Emilie et les Saint-Bernard

Emilie Dufey est l’une des douze gardiennes qui s’occupent quotidiennement du bien-être de nos 30 chiens adultes et de nos chiots. Emilie, ses collègues et le responsable du chenil effectuent des travaux essentiels, bien souvent en coulisses. Dans ce numéro des Barry News, nous mettons à l’honneur l’une de nos précieuses collaboratrices et découvrons la passion d’Emilie pour les Saint-Bernard, son parcours hors du commun et les obstacles qu’elle a dû franchir pour exercer le métier de ses rêves.
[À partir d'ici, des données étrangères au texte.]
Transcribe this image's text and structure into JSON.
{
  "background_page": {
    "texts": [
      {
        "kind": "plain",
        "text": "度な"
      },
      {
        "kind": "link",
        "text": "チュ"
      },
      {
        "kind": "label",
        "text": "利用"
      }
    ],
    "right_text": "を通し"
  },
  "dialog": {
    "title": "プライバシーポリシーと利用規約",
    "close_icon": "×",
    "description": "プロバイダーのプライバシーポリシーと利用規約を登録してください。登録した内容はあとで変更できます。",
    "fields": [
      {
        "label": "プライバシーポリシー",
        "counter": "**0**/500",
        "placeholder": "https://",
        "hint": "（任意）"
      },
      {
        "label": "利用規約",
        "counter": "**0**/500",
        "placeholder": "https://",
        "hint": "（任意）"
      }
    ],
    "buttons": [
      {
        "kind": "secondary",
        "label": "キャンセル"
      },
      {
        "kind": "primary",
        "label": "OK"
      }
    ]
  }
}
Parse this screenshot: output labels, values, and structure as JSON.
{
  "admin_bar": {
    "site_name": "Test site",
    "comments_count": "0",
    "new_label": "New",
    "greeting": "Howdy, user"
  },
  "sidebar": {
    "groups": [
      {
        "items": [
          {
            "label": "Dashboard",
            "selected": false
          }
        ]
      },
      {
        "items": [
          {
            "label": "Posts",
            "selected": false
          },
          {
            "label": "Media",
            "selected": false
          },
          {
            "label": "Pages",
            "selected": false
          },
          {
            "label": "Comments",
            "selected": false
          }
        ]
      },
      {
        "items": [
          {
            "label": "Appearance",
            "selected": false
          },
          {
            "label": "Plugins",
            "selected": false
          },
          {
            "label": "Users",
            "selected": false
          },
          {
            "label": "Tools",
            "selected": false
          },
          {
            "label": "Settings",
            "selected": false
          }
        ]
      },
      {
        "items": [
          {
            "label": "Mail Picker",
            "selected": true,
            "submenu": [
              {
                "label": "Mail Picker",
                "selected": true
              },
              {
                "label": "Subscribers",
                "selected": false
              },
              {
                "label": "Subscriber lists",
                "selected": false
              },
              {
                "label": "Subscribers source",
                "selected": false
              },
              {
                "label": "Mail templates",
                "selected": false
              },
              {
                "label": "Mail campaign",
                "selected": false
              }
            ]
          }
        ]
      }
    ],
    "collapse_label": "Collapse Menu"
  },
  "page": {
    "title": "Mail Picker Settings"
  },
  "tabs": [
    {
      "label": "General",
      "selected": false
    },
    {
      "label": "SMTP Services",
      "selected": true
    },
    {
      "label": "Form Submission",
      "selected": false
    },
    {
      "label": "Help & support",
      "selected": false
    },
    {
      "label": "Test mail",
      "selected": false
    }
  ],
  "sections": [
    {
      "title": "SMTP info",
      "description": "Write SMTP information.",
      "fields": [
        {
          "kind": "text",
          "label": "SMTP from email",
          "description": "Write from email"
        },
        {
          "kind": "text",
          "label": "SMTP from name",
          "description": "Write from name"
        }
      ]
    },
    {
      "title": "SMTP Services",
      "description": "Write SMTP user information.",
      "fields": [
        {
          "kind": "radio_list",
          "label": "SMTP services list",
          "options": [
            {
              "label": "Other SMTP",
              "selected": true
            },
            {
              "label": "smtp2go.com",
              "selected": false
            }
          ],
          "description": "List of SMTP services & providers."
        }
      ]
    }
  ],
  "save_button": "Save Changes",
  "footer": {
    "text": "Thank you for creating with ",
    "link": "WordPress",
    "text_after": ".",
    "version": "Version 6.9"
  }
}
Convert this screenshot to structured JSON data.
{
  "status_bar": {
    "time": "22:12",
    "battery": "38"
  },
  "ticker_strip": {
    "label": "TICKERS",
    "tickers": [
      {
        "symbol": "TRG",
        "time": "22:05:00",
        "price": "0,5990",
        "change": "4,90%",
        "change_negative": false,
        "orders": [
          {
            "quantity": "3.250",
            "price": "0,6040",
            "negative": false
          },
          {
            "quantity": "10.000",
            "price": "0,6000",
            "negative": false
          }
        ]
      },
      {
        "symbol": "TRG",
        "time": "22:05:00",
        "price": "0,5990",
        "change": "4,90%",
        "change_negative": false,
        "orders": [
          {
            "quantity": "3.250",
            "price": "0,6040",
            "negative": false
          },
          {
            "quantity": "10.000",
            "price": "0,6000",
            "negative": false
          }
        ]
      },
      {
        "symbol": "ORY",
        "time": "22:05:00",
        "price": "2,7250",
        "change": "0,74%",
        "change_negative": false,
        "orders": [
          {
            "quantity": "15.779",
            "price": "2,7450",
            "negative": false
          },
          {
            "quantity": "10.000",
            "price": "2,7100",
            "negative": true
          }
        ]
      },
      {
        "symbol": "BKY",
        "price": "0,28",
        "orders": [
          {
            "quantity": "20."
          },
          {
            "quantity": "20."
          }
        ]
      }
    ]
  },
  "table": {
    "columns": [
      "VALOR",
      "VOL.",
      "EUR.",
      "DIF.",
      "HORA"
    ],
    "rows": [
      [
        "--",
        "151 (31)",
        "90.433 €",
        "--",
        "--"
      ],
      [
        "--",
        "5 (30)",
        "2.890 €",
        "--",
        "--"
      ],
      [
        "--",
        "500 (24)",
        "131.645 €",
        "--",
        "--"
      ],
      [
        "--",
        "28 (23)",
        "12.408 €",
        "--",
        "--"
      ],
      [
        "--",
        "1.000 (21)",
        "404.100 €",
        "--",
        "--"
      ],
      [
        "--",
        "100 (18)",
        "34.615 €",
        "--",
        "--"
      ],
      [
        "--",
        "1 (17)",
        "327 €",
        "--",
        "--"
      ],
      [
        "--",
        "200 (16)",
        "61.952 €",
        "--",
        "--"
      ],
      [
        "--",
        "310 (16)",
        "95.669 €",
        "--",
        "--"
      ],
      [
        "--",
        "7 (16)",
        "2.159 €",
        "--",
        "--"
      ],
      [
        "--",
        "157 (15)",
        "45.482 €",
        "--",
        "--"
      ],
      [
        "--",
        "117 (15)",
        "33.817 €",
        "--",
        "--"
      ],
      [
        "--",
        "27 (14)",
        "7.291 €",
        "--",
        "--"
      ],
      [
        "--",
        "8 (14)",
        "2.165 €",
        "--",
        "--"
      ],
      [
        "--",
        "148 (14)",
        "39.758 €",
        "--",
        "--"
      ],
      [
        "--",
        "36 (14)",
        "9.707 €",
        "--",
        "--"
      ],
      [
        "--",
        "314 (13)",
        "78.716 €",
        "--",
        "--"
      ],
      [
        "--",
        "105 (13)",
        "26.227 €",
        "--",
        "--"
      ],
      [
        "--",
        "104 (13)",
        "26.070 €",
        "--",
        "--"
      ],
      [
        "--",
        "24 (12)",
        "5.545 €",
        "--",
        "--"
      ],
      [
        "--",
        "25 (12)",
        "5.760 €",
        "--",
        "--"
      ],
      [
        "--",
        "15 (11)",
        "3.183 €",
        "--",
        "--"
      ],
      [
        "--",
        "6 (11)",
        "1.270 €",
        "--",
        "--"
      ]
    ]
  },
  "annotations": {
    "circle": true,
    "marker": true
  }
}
Depuis son plus jeune âge, Emilie voulait un chien. Mais pas n’importe lequel : un Saint-Bernard, comme son grand-père. Celui-ci travaillait dans un hôtel à Melchsee-Frutt, dans le canton d’Obwald, et était responsable de « Bäri », le Saint-Bernard dont l’hôtel se servait comme « porteur de bagages ». Bäri avait en effet pour mission de transporter les valises des touristes à l’aide d’une luge ou d’une petite charrette, de la gare du téléphérique à l’hôtel. Emilie admirait son grand-père et écoutait toujours avec attention les anecdotes sur son quotidien avec Bäri. A cette époque, ses parents habitaient dans un appartement à Genève et ils n’étaient pas d’accord de prendre un chien. Malgré les nombreuses tentatives d’Emilie pour les convaincre et le visionnage du film « Beethoven » (dont le rôle principal est tenu par un Saint-Bernard), ses parents ne cédèrent pas à son souhait le plus cher. À la place, ils décidèrent de lui offrir un cochon d’Inde dont la taille était mieux adaptée à leur appartement.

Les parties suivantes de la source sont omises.